Couple of notes, I think you forgot to apply timestep when adding rocket exhaust velocity, pretty sure it should be
u[idx] += backward.x * flame_velocity_amount * falloff * delta
v[idx] += backward.y * flame_velocity_amount * falloff * delta
You need to compensate by scaling up flame_velocity_amount, I used 85, seemed about the same.Thank you
In my implementations I use 4th order for both and vortices stick around a lot longer.
So instead of reading 16 grid values and combining them to get the interpolated sample value, you can fetch 4 bilinearly filtered samples and combine those. And thanks to the hardware filtering, those bilinear samples cost basically the same as reading an unfiltered value.
[1]: https://developer.nvidia.com/gpugems/gpugems2/part-iii-high-...
I suppose because the fetches are generally to similar memory regions, there may not be a substantial performance improvement due to L1 and L2 hits on recent GPUs.

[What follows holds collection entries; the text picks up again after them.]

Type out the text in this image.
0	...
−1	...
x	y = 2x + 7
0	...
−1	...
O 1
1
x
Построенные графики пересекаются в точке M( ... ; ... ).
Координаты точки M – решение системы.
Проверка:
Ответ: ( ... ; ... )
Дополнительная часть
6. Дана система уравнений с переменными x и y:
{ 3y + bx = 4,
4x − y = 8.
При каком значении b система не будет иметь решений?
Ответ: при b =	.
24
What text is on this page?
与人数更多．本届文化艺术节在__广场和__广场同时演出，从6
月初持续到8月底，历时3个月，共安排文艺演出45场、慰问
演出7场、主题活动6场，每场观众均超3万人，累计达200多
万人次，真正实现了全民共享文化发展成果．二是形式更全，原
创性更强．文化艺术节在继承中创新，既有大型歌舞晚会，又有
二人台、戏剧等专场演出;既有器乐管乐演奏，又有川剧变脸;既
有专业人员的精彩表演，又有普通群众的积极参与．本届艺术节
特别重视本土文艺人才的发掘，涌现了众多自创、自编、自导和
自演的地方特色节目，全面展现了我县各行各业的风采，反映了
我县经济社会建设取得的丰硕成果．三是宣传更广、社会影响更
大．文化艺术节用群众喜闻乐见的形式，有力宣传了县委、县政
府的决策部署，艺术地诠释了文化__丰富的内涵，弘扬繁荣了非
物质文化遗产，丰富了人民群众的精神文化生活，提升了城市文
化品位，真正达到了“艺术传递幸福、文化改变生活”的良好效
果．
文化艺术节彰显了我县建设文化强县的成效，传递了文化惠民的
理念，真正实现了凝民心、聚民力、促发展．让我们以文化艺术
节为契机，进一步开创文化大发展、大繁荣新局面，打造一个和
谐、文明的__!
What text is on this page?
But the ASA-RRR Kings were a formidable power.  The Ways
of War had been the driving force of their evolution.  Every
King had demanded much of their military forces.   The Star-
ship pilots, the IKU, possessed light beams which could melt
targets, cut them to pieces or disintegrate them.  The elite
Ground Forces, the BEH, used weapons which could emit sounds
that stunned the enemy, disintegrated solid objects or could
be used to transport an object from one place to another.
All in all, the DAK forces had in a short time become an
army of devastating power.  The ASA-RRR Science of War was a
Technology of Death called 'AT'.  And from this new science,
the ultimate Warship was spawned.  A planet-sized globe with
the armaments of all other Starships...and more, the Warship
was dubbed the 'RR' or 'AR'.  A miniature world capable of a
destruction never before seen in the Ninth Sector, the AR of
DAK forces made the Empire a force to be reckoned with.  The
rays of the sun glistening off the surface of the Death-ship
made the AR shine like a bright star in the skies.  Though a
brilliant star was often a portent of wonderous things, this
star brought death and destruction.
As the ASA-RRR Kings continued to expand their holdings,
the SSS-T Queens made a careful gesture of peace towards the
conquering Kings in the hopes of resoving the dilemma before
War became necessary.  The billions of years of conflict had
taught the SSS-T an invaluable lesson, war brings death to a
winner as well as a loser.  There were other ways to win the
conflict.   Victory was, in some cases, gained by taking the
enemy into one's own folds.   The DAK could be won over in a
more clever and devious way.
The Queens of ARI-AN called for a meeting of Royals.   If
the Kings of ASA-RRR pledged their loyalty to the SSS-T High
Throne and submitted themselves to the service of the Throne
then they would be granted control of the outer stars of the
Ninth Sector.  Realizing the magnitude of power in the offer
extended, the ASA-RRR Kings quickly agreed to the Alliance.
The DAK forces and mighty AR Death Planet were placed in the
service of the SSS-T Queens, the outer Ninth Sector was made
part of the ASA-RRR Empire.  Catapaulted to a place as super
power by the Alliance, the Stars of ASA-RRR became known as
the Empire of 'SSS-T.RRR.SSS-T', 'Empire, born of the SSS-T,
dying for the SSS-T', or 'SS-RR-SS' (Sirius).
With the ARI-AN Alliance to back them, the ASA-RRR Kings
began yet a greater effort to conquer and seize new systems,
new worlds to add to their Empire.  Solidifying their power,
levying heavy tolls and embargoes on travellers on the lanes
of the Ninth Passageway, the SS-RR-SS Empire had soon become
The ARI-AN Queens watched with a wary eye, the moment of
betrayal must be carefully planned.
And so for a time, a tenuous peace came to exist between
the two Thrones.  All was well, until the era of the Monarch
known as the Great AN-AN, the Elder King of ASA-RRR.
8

That'll perform even worse though, hopefully my CPU can handle it or I'm gonna need a lot of leftover time to make a shader
The 2001 Fedkiw/Stam/Jensen "Visual Simulation of Smoke" paper added it back as a correction force for exactly this reason. At N=16 it doesn't matter much because the grid itself can't represent fine vortices, but the moment you crank N up the missing confinement becomes visible.